O projeto faz parte de sua pesquisa no Mestrado Profissional em Promoção da Saúde da UniGuairacá Centro Universitário, e teve como objetivo ensinar crianças a importância da higiene bucal e como manter uma saúde oral adequada. “Elas ganharam escovas, pastas de dente, mas não sabiam ao certo como usar e nem tinham noção da importância. Meu trabalho foi de conscientização”.

Seu trabalho foi baseado em uma técnica chamada ‘Teatro do Oprimido’, desenvolvida por Augusto Boal, diretor de teatro, dramaturgo e ensaísta brasileiro, uma das grandes figuras do teatro contemporâneo internacional. Ele acreditava que as artes cênicas funcionam como meio de transformação subjetiva do ser humano e transformação objetiva da sociedade. 
O projeto da aluna em Moçambique em foi dividido em quatro etapas:

  • Desenvolvimento da confiança: nesta fase, as atividades lúdicas ajudam as crianças a se soltarem e se familiarizarem com seus corpos, superando limitações e inibições.
  • Comunicação não verbal: a segunda etapa foca na comunicação não verbal, usando jogos com sons de animais e jogos da memória para mostrar que a comunicação vai além das palavras.
  • Educação odontológica: nesta fase, dentistas explicam o uso correto de escovas e pastas de dente, bem como as consequências da má higiene bucal.
  • Teatro de conscientização: na última etapa, as crianças encenam situações com problemas relacionados à saúde bucal, incentivando o diálogo e a conscientização.
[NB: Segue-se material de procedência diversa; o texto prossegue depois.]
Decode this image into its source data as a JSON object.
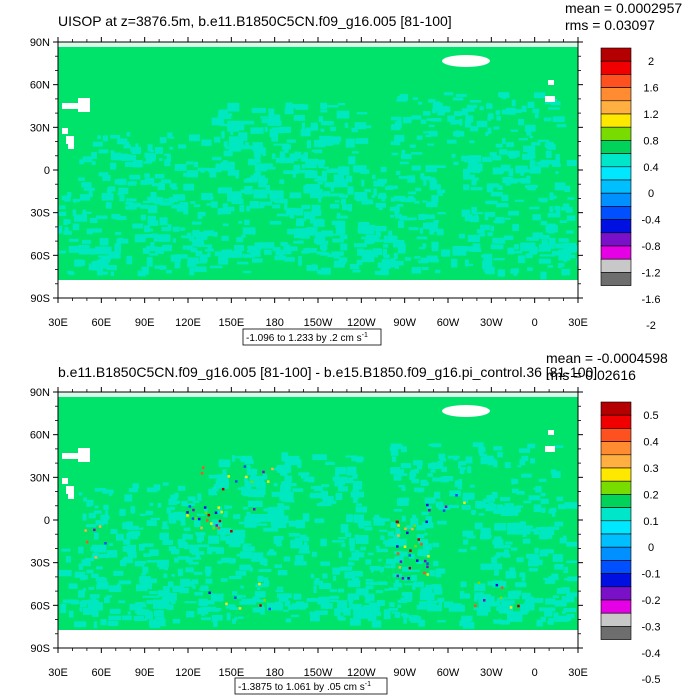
{
  "chart_data": [
    {
      "type": "heatmap",
      "title": "UISOP at z=3876.5m, b.e11.B1850C5CN.f09_g16.005 [81-100]",
      "mean_text": "mean = 0.0002957",
      "rms_text": "rms = 0.03097",
      "range_text": "-1.096 to 1.233 by .2 cm s",
      "range_sup": "-1",
      "lat_ticks": [
        "90N",
        "60N",
        "30N",
        "0",
        "30S",
        "60S",
        "90S"
      ],
      "lon_ticks": [
        "30E",
        "60E",
        "90E",
        "120E",
        "150E",
        "180",
        "150W",
        "120W",
        "90W",
        "60W",
        "30W",
        "0",
        "30E"
      ],
      "colorbar_labels": [
        "2",
        "1.6",
        "1.2",
        "0.8",
        "0.4",
        "0",
        "-0.4",
        "-0.8",
        "-1.2",
        "-1.6",
        "-2"
      ],
      "colorbar_colors": [
        "#b40000",
        "#f00000",
        "#ff5020",
        "#ff8c30",
        "#ffb040",
        "#ffe800",
        "#78dc00",
        "#00d25a",
        "#00e6c8",
        "#00e8ff",
        "#00bfff",
        "#0090ff",
        "#0050ff",
        "#0010e0",
        "#7a10c8",
        "#e600e6",
        "#c8c8c8",
        "#6e6e6e"
      ],
      "xlim": [
        "30E",
        "30E"
      ],
      "ylim": [
        "90S",
        "90N"
      ]
    },
    {
      "type": "heatmap",
      "title": "b.e11.B1850C5CN.f09_g16.005 [81-100] - b.e15.B1850.f09_g16.pi_control.36 [81-100]",
      "mean_text": "mean = -0.0004598",
      "rms_text": "rms = 0.02616",
      "range_text": "-1.3875 to 1.061 by .05 cm s",
      "range_sup": "-1",
      "lat_ticks": [
        "90N",
        "60N",
        "30N",
        "0",
        "30S",
        "60S",
        "90S"
      ],
      "lon_ticks": [
        "30E",
        "60E",
        "90E",
        "120E",
        "150E",
        "180",
        "150W",
        "120W",
        "90W",
        "60W",
        "30W",
        "0",
        "30E"
      ],
      "colorbar_labels": [
        "0.5",
        "0.4",
        "0.3",
        "0.2",
        "0.1",
        "0",
        "-0.1",
        "-0.2",
        "-0.3",
        "-0.4",
        "-0.5"
      ],
      "colorbar_colors": [
        "#b40000",
        "#f00000",
        "#ff5020",
        "#ff8c30",
        "#ffb040",
        "#ffe800",
        "#78dc00",
        "#00d25a",
        "#00e6c8",
        "#00e8ff",
        "#00bfff",
        "#0090ff",
        "#0050ff",
        "#0010e0",
        "#7a10c8",
        "#e600e6",
        "#c8c8c8",
        "#6e6e6e"
      ],
      "xlim": [
        "30E",
        "30E"
      ],
      "ylim": [
        "90S",
        "90N"
      ]
    }
  ],
  "colors": {
    "ocean_base": "#00e36b",
    "ocean_light": "#00e8c0",
    "land_mask": "#ffffff",
    "axis": "#000000"
  }
}
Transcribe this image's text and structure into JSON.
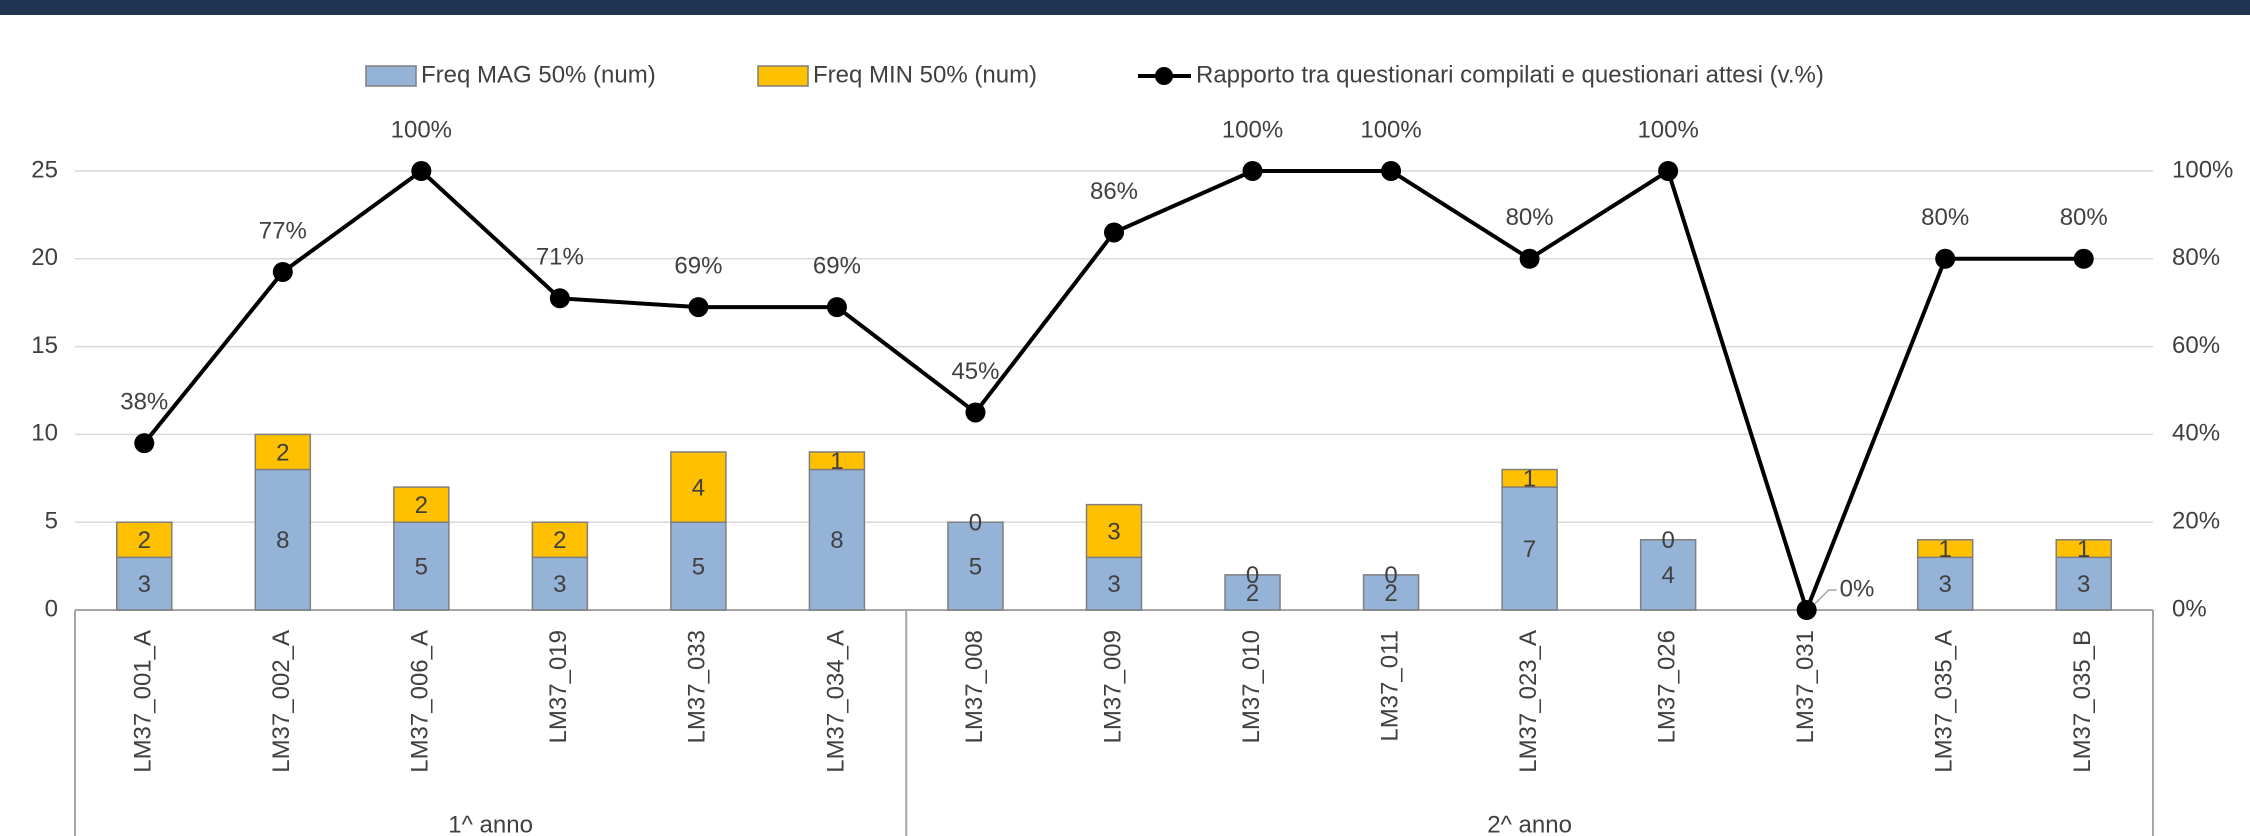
{
  "chart_data": {
    "type": "bar",
    "stacked": true,
    "categories": [
      "LM37_001_A",
      "LM37_002_A",
      "LM37_006_A",
      "LM37_019",
      "LM37_033",
      "LM37_034_A",
      "LM37_008",
      "LM37_009",
      "LM37_010",
      "LM37_011",
      "LM37_023_A",
      "LM37_026",
      "LM37_031",
      "LM37_035_A",
      "LM37_035_B"
    ],
    "groups": [
      {
        "label": "1^ anno",
        "size": 6
      },
      {
        "label": "2^ anno",
        "size": 9
      }
    ],
    "series": [
      {
        "name": "Freq MAG 50% (num)",
        "type": "bar",
        "color": "#95b3d7",
        "values": [
          3,
          8,
          5,
          3,
          5,
          8,
          5,
          3,
          2,
          2,
          7,
          4,
          0,
          3,
          3
        ]
      },
      {
        "name": "Freq MIN 50% (num)",
        "type": "bar",
        "color": "#ffc000",
        "values": [
          2,
          2,
          2,
          2,
          4,
          1,
          0,
          3,
          0,
          0,
          1,
          0,
          0,
          1,
          1
        ]
      },
      {
        "name": "Rapporto tra questionari compilati e questionari attesi (v.%)",
        "type": "line",
        "axis": "y2",
        "color": "#000000",
        "values": [
          38,
          77,
          100,
          71,
          69,
          69,
          45,
          86,
          100,
          100,
          80,
          100,
          0,
          80,
          80
        ],
        "value_labels": [
          "38%",
          "77%",
          "100%",
          "71%",
          "69%",
          "69%",
          "45%",
          "86%",
          "100%",
          "100%",
          "80%",
          "100%",
          "0%",
          "80%",
          "80%"
        ]
      }
    ],
    "ylim": [
      0,
      25
    ],
    "yticks": [
      0,
      5,
      10,
      15,
      20,
      25
    ],
    "y2lim": [
      0,
      100
    ],
    "y2ticks": [
      {
        "value": 0,
        "label": "0%"
      },
      {
        "value": 20,
        "label": "20%"
      },
      {
        "value": 40,
        "label": "40%"
      },
      {
        "value": 60,
        "label": "60%"
      },
      {
        "value": 80,
        "label": "80%"
      },
      {
        "value": 100,
        "label": "100%"
      }
    ],
    "grid": true,
    "legend": "top"
  }
}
O projeto de Daniela foi dividido em duas partes e foi aplicado em duas escolas. Ela ficou impressionada com a interação das crianças e envolvimento dos professores. “Conclui a atividade muito satisfeita. Quando perguntávamos o que estava acontecendo ali, elas queriam mostrar as escovas e as pastas de dentes, e explicar para que serviam. E o que me deixou muito contente foi o interesse dos professores, em querer saber como replicar as atividades”.